互いに1トライ1ゴール1PGと、前半は見応えのある攻防で10vs10で折り返すが、次第にラインブレイクやターンオーバーで桐蔭学園がボールキープ、エリア奪取率で上回っていた。
後半は桐蔭学園のギアが上がり、ハンドリングエラーが重なった精度は改善され、集中力が増してボールへの反応が速くなる。
ターンオーバーされた直後のルーズボールに反応して再びターンオーバー、早々と勝ち越しトライを奪うと、その後もキーマンの5番が度重なるボールキャリーでラインブレイク、そしてラストパスからトライを重ねる。
BKも11番と15番に1年生を置くが上級生顔負けのハンドリングとランスキルを見せ、中盤にはBK・FW一体となった見事なまでのオフロードパスの連続で自陣から攻め上がり、ダメ押しのトライを挙げた。

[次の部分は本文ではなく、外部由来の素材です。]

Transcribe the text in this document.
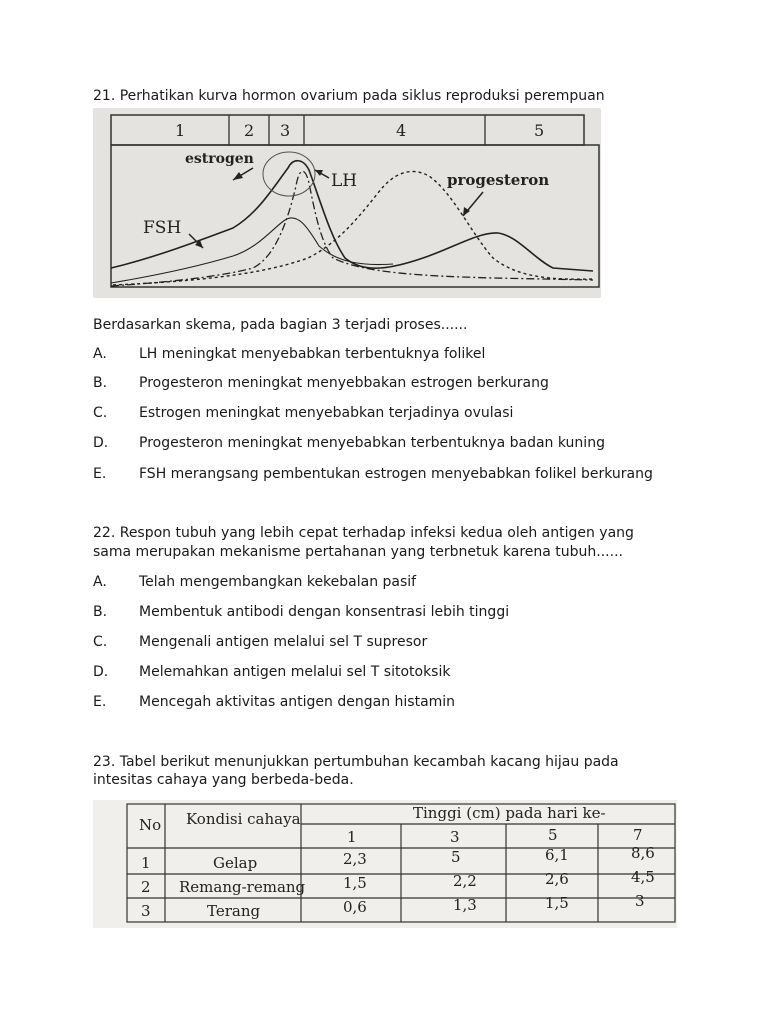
21. Perhatikan kurva hormon ovarium pada siklus reproduksi perempuan
1	2 3	4	5
estrogen
LH	progesteron
FSH
Berdasarkan skema, pada bagian 3 terjadi proses......
A. LH meningkat menyebabkan terbentuknya folikel
B. Progesteron meningkat menyebbakan estrogen berkurang
C. Estrogen meningkat menyebabkan terjadinya ovulasi
D. Progesteron meningkat menyebabkan terbentuknya badan kuning
E. FSH merangsang pembentukan estrogen menyebabkan folikel berkurang
22. Respon tubuh yang lebih cepat terhadap infeksi kedua oleh antigen yang
sama merupakan mekanisme pertahanan yang terbnetuk karena tubuh......
A. Telah mengembangkan kekebalan pasif
B. Membentuk antibodi dengan konsentrasi lebih tinggi
C. Mengenali antigen melalui sel T supresor
D. Melemahkan antigen melalui sel T sitotoksik
E. Mencegah aktivitas antigen dengan histamin
23. Tabel berikut menunjukkan pertumbuhan kecambah kacang hijau pada
intesitas cahaya yang berbeda-beda.
No Kondisi cahaya	Tinggi (cm) pada hari ke-
1	3	5	7
1	Gelap	2,3	5	6,1	8,6
2 Remang-remang	1,5	2,2	2,6	4,5
3	Terang	0,6	1,3	1,5	3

京都成章も再三チャンスを掴み、ターンオーバーやトリプルライン、DFの速さはATにも応用されて素早く多彩な攻撃をみせるが、王者の鉄壁のDFが行手を阻む。
190cmを超える4番をフィニッシャーに置くが、なかなかラストパスが繋がらないものの、ラストに一矢報いるトライを挙げる。
最後も京都成章の猛攻を桐蔭学園がターンオーバーから外に蹴り出し、15vs32で2年連続、通算3度目の優勝を果たした。
かくして、第100回大会の幕は降りる。
決勝戦しかフルマッチで観ていないが、大学生に引けを取らないサイズとスピード、そして戦術、ラグビー界の底上げが感じられた。
ここ花園の舞台から大学でのスター、そしてジャパンを背負う逸材が産まれることを願っている。